2008 novel by Lee Child

Nothing to Lose is the twelfth book in the Jack Reacher series written by Lee Child. It was published in the UK by Bantam Press on 24 March 2008 and in the US by Delacorte on 3 June 2008. It is written in the third person.

==Similarities to First Blood==
Nothing to Lose features several similarities to David Morrell's 1972 novel, First Blood, including the fact that the lead character (a former soldier) is mistaken for a loiterer and harassed by local law enforcement. The name of the town in both novels is "Hope" and the theme of corrupt and bullying authority is also shared.

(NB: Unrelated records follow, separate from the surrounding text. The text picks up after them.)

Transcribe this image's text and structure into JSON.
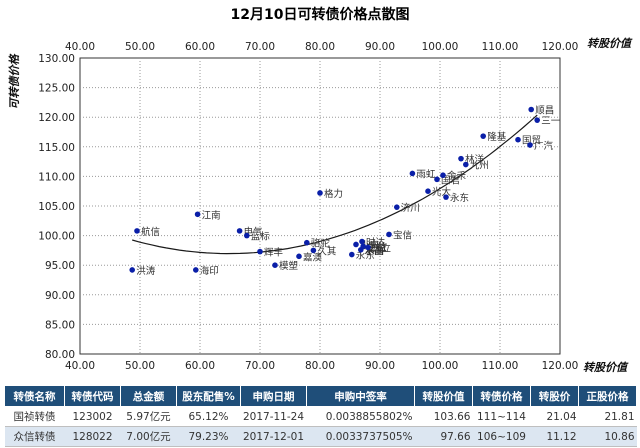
{
  "chart_data": {
    "type": "scatter",
    "title": "12月10日可转债价格点散图",
    "xlabel": "转股价值",
    "ylabel": "可转债价格",
    "xlim": [
      40,
      120
    ],
    "ylim": [
      80,
      130
    ],
    "xticks": [
      "40.00",
      "50.00",
      "60.00",
      "70.00",
      "80.00",
      "90.00",
      "100.00",
      "110.00",
      "120.00"
    ],
    "yticks": [
      "80.00",
      "85.00",
      "90.00",
      "95.00",
      "100.00",
      "105.00",
      "110.00",
      "115.00",
      "120.00",
      "125.00",
      "130.00"
    ],
    "grid": "dotted",
    "points": [
      {
        "label": "洪涛",
        "x": 48.7,
        "y": 94.2
      },
      {
        "label": "航信",
        "x": 49.5,
        "y": 100.8
      },
      {
        "label": "海印",
        "x": 59.3,
        "y": 94.2
      },
      {
        "label": "江南",
        "x": 59.6,
        "y": 103.6
      },
      {
        "label": "电气",
        "x": 66.6,
        "y": 100.8
      },
      {
        "label": "蓝标",
        "x": 67.8,
        "y": 100.0
      },
      {
        "label": "辉丰",
        "x": 70.0,
        "y": 97.3
      },
      {
        "label": "模塑",
        "x": 72.5,
        "y": 95.0
      },
      {
        "label": "嘉澳",
        "x": 76.5,
        "y": 96.5
      },
      {
        "label": "骆驼",
        "x": 77.8,
        "y": 98.8
      },
      {
        "label": "久其",
        "x": 78.9,
        "y": 97.5
      },
      {
        "label": "格力",
        "x": 80.0,
        "y": 107.2
      },
      {
        "label": "永东",
        "x": 85.3,
        "y": 96.8
      },
      {
        "label": "小康",
        "x": 86.0,
        "y": 98.5
      },
      {
        "label": "水晶",
        "x": 86.8,
        "y": 97.6
      },
      {
        "label": "生益",
        "x": 87.2,
        "y": 98.2
      },
      {
        "label": "时达",
        "x": 87.0,
        "y": 99.0
      },
      {
        "label": "久立",
        "x": 88.0,
        "y": 98.0
      },
      {
        "label": "宝信",
        "x": 91.5,
        "y": 100.2
      },
      {
        "label": "济川",
        "x": 92.8,
        "y": 104.8
      },
      {
        "label": "雨虹",
        "x": 95.4,
        "y": 110.5
      },
      {
        "label": "光大",
        "x": 98.0,
        "y": 107.5
      },
      {
        "label": "国君",
        "x": 99.5,
        "y": 109.5
      },
      {
        "label": "金禾",
        "x": 100.5,
        "y": 110.2
      },
      {
        "label": "永东",
        "x": 101.0,
        "y": 106.5
      },
      {
        "label": "林洋",
        "x": 103.5,
        "y": 113.0
      },
      {
        "label": "九州",
        "x": 104.3,
        "y": 112.0
      },
      {
        "label": "隆基",
        "x": 107.2,
        "y": 116.8
      },
      {
        "label": "国贸",
        "x": 113.0,
        "y": 116.2
      },
      {
        "label": "广汽",
        "x": 115.0,
        "y": 115.3
      },
      {
        "label": "顺昌",
        "x": 115.2,
        "y": 121.3
      },
      {
        "label": "三一",
        "x": 116.2,
        "y": 119.5
      }
    ],
    "highlight_labels": [
      "水晶",
      "生益"
    ],
    "trendline": true,
    "point_color": "#0a1fa8",
    "trend_color": "#1a1a1a",
    "highlight_color": "#e0301e"
  },
  "table": {
    "headers": [
      "转债名称",
      "转债代码",
      "总金额",
      "股东配售%",
      "申购日期",
      "申购中签率",
      "转股价值",
      "转债价格",
      "转股价",
      "正股价格"
    ],
    "rows": [
      [
        "国祯转债",
        "123002",
        "5.97亿元",
        "65.12%",
        "2017-11-24",
        "0.0038855802%",
        "103.66",
        "111~114",
        "21.04",
        "21.81"
      ],
      [
        "众信转债",
        "128022",
        "7.00亿元",
        "79.23%",
        "2017-12-01",
        "0.0033737505%",
        "97.66",
        "106~109",
        "11.12",
        "10.86"
      ]
    ]
  }
}
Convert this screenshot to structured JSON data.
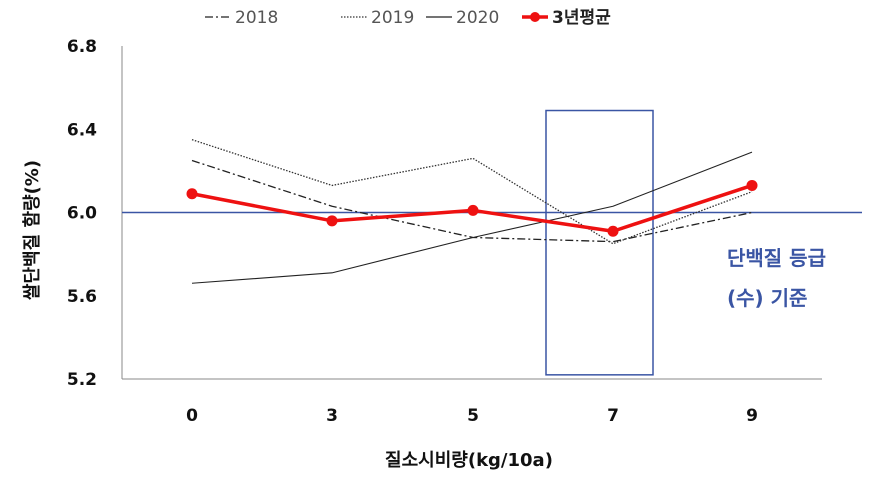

Morrell's novel was popular in its time and was the inspiration for the hugely successful 1982 film First Blood starring Sylvester Stallone, released to international acclaim.

==Style==
Andy Martin of The Independent described the writing of the main character to be like "the great Philip Marlowe pulp tradition, nuanced with a dash of Rambo and Bruce Willis."

==Critical reception==
Peter Millar of The Sunday Times found the novel to be "as gripping and readable as any in the Reacher series", though he considered the main character to be a "socially dysfunctional, second-rate Superman". Henry Sutton in The Daily Mirror wrote that the novel is another example of Child's "brilliantly paced plots".